I chose the ocean because it was like her second home. She often joked that she had been a fish in a past life, or a mermaid that had terrorized the ships crossing from England. The way she moved and spoke was always languid and poetic in nature. Her thoughts were sometimes as rough and tough as a stormy sea, or as calm and gentle as the waters that wash over the sand. She will forever be where she loved to be, a part of something that touches every part of the world, just like she touched every part of yours and mine. She is part of something mysterious and occasionally dangerous, like the glint she used to get in her eyes.
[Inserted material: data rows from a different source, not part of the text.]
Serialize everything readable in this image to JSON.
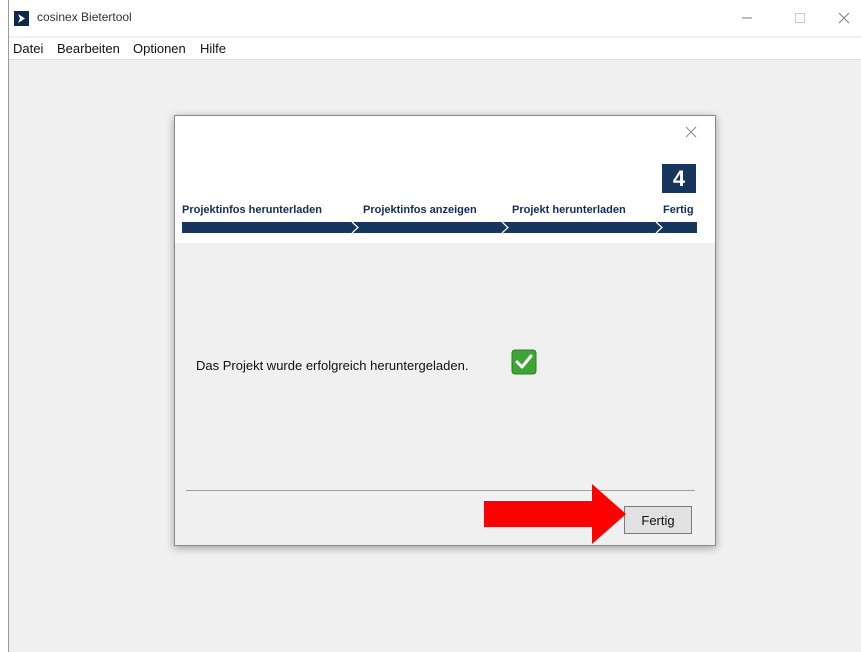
{
  "window": {
    "title": "cosinex Bietertool",
    "controls": {
      "minimize": "minimize-icon",
      "maximize": "maximize-icon",
      "close": "close-icon"
    }
  },
  "menu": {
    "items": [
      "Datei",
      "Bearbeiten",
      "Optionen",
      "Hilfe"
    ]
  },
  "dialog": {
    "close_icon": "close-icon",
    "current_step": "4",
    "steps": [
      {
        "label": "Projektinfos herunterladen"
      },
      {
        "label": "Projektinfos anzeigen"
      },
      {
        "label": "Projekt herunterladen"
      },
      {
        "label": "Fertig"
      }
    ],
    "message": "Das Projekt wurde erfolgreich heruntergeladen.",
    "status_icon": "checkmark-icon",
    "finish_label": "Fertig"
  },
  "annotation": {
    "arrow_icon": "red-arrow-icon",
    "color": "#ff0000"
  },
  "colors": {
    "step_bar": "#17365d",
    "step_text": "#0f2d5a",
    "check_green": "#3ca534"
  }
}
Her ashes will be tossed to and fro by the waves, a metaphor for life in general, and when the skies clear and the moon wanes, she will be floating calmly in water that means no harm.

Enclosed in this envelope is a tape. I thought that if I was going to steal your daughter's urn, I should at least let you see her ashes fall into the water. The tape includes a collection of footage I took of her when she was alive: Playing in the ocean water or throwing sand in the air, laughing, crying, singing, dancing, and teasing me as I recorded it all—everything Allie loved will forever be preserved on that tape in moving images of the young woman we both adored, and her spirit will forever live on in both of our hearts, never to be forgotten or replaced. I am different than what you probably think I am. I could see the real Allie, like she could see the real me, far beyond physical appearances. I will always remember that, and I will always remember you, no matter how little time we've spent together.

Also enclosed is a copy of a CD Allie made for me a few weeks ago. I haven't been able to stop listening to it, and every time I do, I wish I could break the disk over my knee, but I keep listening anyway, if only to remember. They were our songs, and ours together, connecting us and bringing us closer. Hopefully they can help you to remember your daughter for years to come.

After the graduation ceremony, I was going to give Allie a ring, one by which she could remember all the times we spent together. It isn't an engagement ring, but believe me, I truly wish it was, because had I given it to her before she died, she would have known how much I loved her and that I had finally found someone with whom I wanted to spend my life, and that would have made her happy. Except she didn't need physical objects to know that. It was as if she could feel our affection all around her in a crackling cloud of bright colors and the sound of beating wings—ones that would take her to Heaven before she turned eighteen. I want you to have that ring. Even though she never saw it or wore it, to me, it is still a part of her. It has her birth stone—a sapphire set in white gold—and on the inside is one of her favorite sayings: "Never let me go." It is also in the envelope.

Please, don't be angry with me for stealing Allie's urn. We both know it was what she wanted, and what she would have done for either of us. If you want to be angry, please feel free. I can understand your pain, and I am willing to be your scapegoat if you need someone to hate. Just please, don't hate yourself or Allie or anyone else. Allie's death was no one's fault; it was simply an accident—a freak accident to end a perfect life just minutes before it began to take flight.

Again, I am so sorry. You should have been with me when I did it, and I realize that now that my mind has cleared. Forgive me, and please accept the enclosed items as gifts to you from me, the boy who loved your daughter's beautiful soul.

Go to the ocean, down to the peak. Stand on the edge of the outcropping and listen, and I promise you'll hear her voice again.

With deepest regards,
Sebastian Niebieski


Sebastian's last name is the Polish word for "blue", I believe. The name's actually that of my role-play character on Gaia, but I needed a name for this. I may change it yet, I'm not sure. I could name him Kevin Griffin, who is the lead singer of Better Than Ezra. - ninja - But I won't. Sebastian is a sexy name.